Первые почетные

Первые почетныеРусские аристократы, иммигрировавшие в США, только губы поджимали, заметив в оранжерее соседа-миллионера вывезенные из оккупированной Италии фактурные ночные горшки с гербами. Нувориши использовали их как цветочные вазы (впрочем, женам комсостава в СССР тоже не сразу указали, что кружевная комбинация – это не выходное платье). Слабые симптомы культурного шока. Но очевидно, что Европа стала американцам ближе.Было бы, мягко говоря, преувеличением утверждать, что с конца 40-х Голливуду пришлось делить родного зрителя с зарубежными коллегами. Это все еще годы расцвета студийной системы, абсолютного диктата гигантов – от «Fox» до «Warner Brothers», контролировавших 80% первостатейных залов и такую же часть прибыли от проката. И, кажется, их продукция была рассчитана на все 100% доступных человеку чувств. Кодекс Хейза работает в полную силу. Но его ухитряются обходить и мастера жанра «нуар», и Хичкок со своими триллерами. Зритель живо откликается на ужасы, почти привык к жестокости, заинтересован целой гроздью «скелетов в шкафу» и путается в эмоциях по отношению к брутальному герою. Жажду справедливости удовлетворяют вестерны. Персонажи кинокомедий, как в современном индийском кино, поголовно певшие и танцевавшие, гарантируют хорошее настроение. Было и чему умиляться. Ангелы сходили в Америку, о чем ее граждан уведомили «It\’s a Wonderful Life» («Эта прекрасная жизнь», 1946) и «The Bishop\’s Wife» («Жена епископа», 1947).

Но Голливуд, пренебрегши и ленью потребителя, и желанием сэкономить (зрелище на дому воспринималось как бесплатное), конфликтует с телевидением, вынуждая его покупать кино за океаном. Образованная часть публики активнее утоляет свою жажду прекрасного, а средний американец открывает для себя кинематограф других стилей. И простое человеческое любопытство со счетов не скинешь. Никто лучше неореалистов удовлетворить его не мог.

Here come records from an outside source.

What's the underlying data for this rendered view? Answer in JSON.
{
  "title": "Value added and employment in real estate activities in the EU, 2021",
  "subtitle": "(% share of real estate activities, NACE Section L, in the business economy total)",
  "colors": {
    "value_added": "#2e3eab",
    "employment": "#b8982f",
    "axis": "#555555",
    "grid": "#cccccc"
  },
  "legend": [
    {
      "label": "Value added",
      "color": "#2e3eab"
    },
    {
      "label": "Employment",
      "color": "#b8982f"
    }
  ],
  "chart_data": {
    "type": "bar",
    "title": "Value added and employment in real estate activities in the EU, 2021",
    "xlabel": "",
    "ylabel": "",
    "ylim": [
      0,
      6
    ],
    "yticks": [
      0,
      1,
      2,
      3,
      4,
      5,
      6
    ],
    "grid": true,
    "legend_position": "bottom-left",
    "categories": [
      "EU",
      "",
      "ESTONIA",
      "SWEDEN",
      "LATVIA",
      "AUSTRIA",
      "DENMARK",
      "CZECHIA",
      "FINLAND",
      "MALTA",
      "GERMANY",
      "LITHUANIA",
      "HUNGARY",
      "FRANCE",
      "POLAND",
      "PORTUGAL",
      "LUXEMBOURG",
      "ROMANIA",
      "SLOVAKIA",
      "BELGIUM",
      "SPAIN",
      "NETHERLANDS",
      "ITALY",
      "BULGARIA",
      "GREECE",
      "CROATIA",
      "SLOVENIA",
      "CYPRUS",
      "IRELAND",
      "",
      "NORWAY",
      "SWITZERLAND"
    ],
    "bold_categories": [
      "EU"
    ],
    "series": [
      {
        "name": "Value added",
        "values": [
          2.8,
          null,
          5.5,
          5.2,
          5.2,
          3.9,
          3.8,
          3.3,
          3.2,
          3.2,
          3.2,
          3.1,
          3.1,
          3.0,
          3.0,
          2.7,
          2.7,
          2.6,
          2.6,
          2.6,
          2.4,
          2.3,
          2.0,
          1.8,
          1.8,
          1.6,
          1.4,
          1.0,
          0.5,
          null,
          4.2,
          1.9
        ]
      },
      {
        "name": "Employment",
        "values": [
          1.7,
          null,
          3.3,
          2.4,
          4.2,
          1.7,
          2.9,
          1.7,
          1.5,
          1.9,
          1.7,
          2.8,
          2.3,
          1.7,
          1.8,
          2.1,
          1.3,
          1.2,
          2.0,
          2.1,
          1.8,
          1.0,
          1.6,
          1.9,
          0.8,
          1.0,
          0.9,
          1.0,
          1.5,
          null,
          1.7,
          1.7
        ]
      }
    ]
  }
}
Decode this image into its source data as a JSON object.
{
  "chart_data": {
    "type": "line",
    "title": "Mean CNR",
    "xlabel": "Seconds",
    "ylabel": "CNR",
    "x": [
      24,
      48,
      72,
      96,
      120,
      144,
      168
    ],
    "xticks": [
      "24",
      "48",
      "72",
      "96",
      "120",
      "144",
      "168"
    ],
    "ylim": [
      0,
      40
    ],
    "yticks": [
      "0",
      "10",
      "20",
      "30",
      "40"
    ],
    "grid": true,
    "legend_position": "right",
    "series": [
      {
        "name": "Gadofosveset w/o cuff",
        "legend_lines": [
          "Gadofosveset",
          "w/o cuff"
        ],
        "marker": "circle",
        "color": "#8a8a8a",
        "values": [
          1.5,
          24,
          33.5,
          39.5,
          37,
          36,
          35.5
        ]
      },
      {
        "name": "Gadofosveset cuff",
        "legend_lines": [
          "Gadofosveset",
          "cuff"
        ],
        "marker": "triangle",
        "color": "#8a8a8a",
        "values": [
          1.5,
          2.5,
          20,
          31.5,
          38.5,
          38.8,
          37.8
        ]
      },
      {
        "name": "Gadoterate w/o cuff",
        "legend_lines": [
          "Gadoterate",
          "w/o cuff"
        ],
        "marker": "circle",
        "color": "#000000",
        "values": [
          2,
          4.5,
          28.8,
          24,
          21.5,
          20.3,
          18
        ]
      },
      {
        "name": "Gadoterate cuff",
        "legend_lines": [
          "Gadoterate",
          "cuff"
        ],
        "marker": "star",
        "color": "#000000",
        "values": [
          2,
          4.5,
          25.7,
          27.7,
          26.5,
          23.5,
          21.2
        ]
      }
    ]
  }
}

Судя по творчеству тех же Росселлини и де Сантиса, итальянский фашизм отличался от германского нацизма не только философской основой и предпочтительной социальной моделью. Итальянец в послевоенном сознании в меньшей мере ассоциировался с жестокостью (о зверствах армии дуче в Эфиопии американцы en mass не знали). И потом – в первых отмеченных наградой европейских фильмах было много детей. По-итальянски «шуша» (sciusciа) – это чистильщик обуви. Витторио де Сика назвал свой фильм по занятию, которым двое беспризорников снискивали на ипподроме хлеб насущный (основная идея сценария принадлежит Чезаре Дзаваттини — номинация на «Оскар»). Драная одежонка, со жратвой худо, но детям не с чем сравнивать: почитай, весь мир вокруг них таков. Они радуются, мечтают. Добывая деньги на собственную лошадь (а чего еще может желать мальчишка, практически живущий на скачках?), влетают во взрослые игры, в страдания на взрослый манер. В финале один из друзей гибнет. Пересматривать фильм сейчас я бы не стала, но свое впечатление помню: из меня не выжимали слезу. В СССР «Шушу» с разбегу купили, быстро опомнились и спрятали в «Белые столбы». Многовато сходства.

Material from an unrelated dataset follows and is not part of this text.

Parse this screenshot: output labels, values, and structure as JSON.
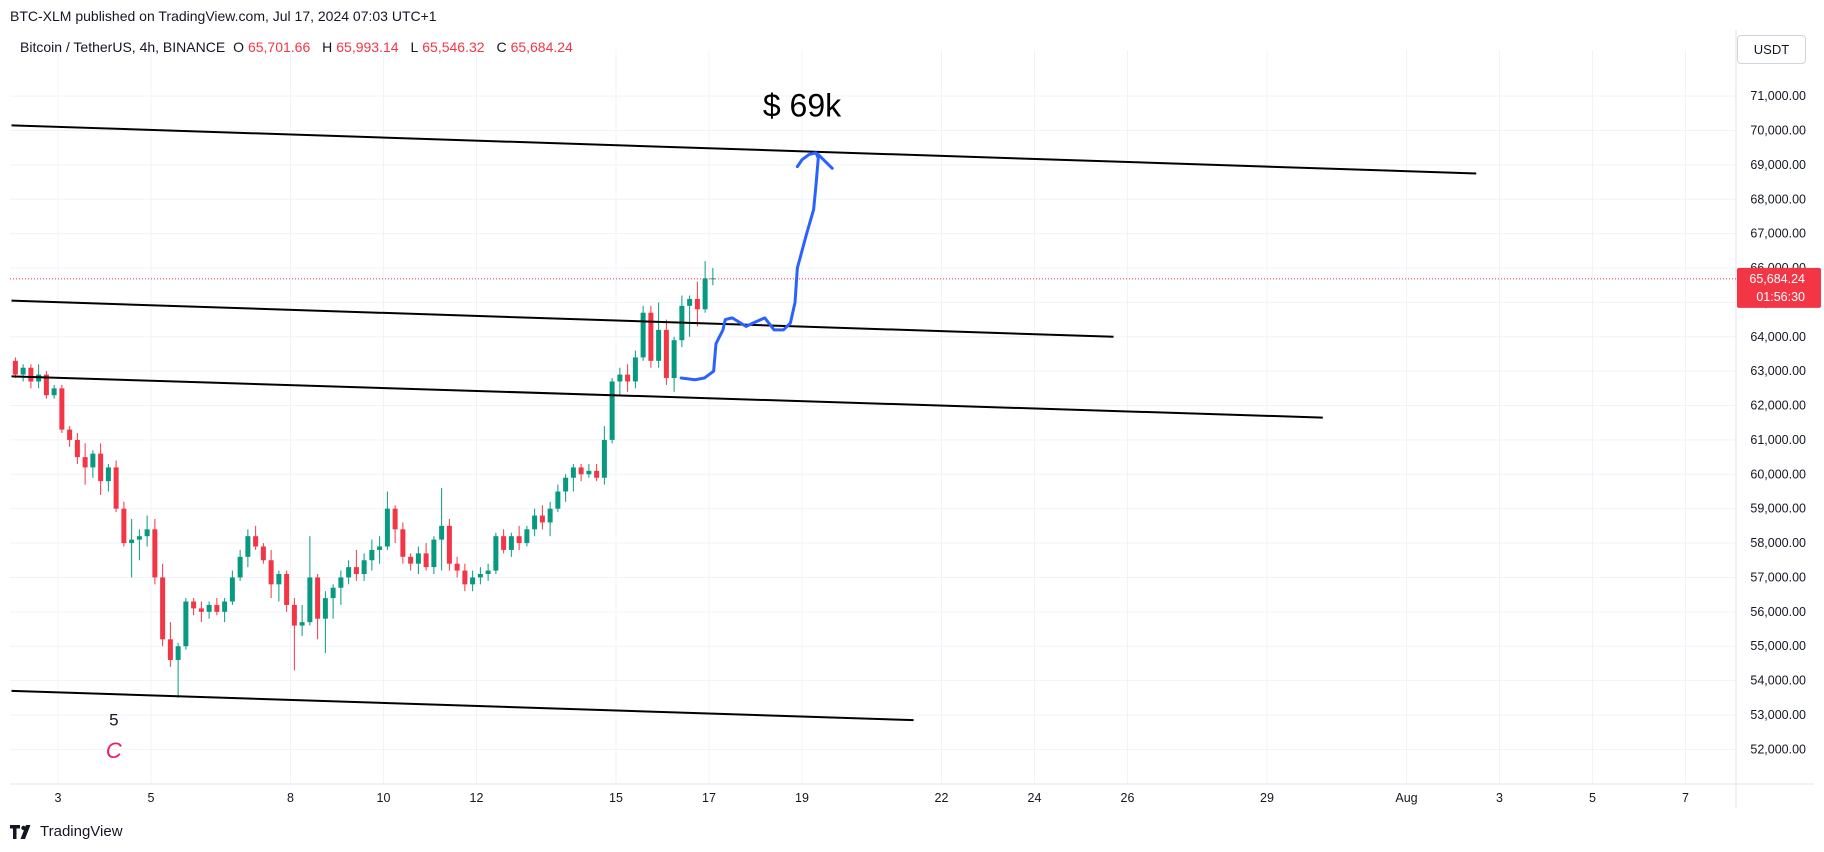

В 1949-м «Оскар» опять увозит де Сика, за «Похитителей велосипедов» (сценарий Дзаваттини). Мечется по Риму отец семейства, пытаясь вернуть свой велосипед, украденный, пока он наклеивал афишу. «Дорожный мотив» позволяет увидеть людей. Это работник велосипедного проката (сколько «двуногих коней» на его стоянке перекрашено?). Клубный импресарио. Гадалка (примета Италии, де Сика питает к ним слабость). Предполагаемый вор, его стерва-мамаша, такие же сволочные соседи. Поначалу поиски идут агрессивно, уверенно. Но день долог, отец и сын устают. Этому человеку надо до донышка отчаяться, чтобы украсть самому. Войны на территории Штатов не было. Безработица была – еще какая, едва из Великой депрессии выкарабкались. Так что узнаваемо. Но свести фильм к социальной проблематике, что миленько проделывали советские прокатчики, — убить его. Де Сика, как любой крупный художник, говорил о корнях, о национальных архетипах, о выживших святынях. Страх потерять уважение сына (сцену в ресторане не забудешь). Честность. Вспыльчивость и доброта как накрепко связанные черты натуры. Жертвенность. Окаменев лицом, жена решается заложить в ломбард свое приданое – 6 льняных простыней! И совершенно по манифесту Дзаваттини: на экране нет «героя», одна звезда — Рита Хейворт, и та на афише. Эмоциональный отклик на эту картину – иного качества. И он оказался зрителю нужен.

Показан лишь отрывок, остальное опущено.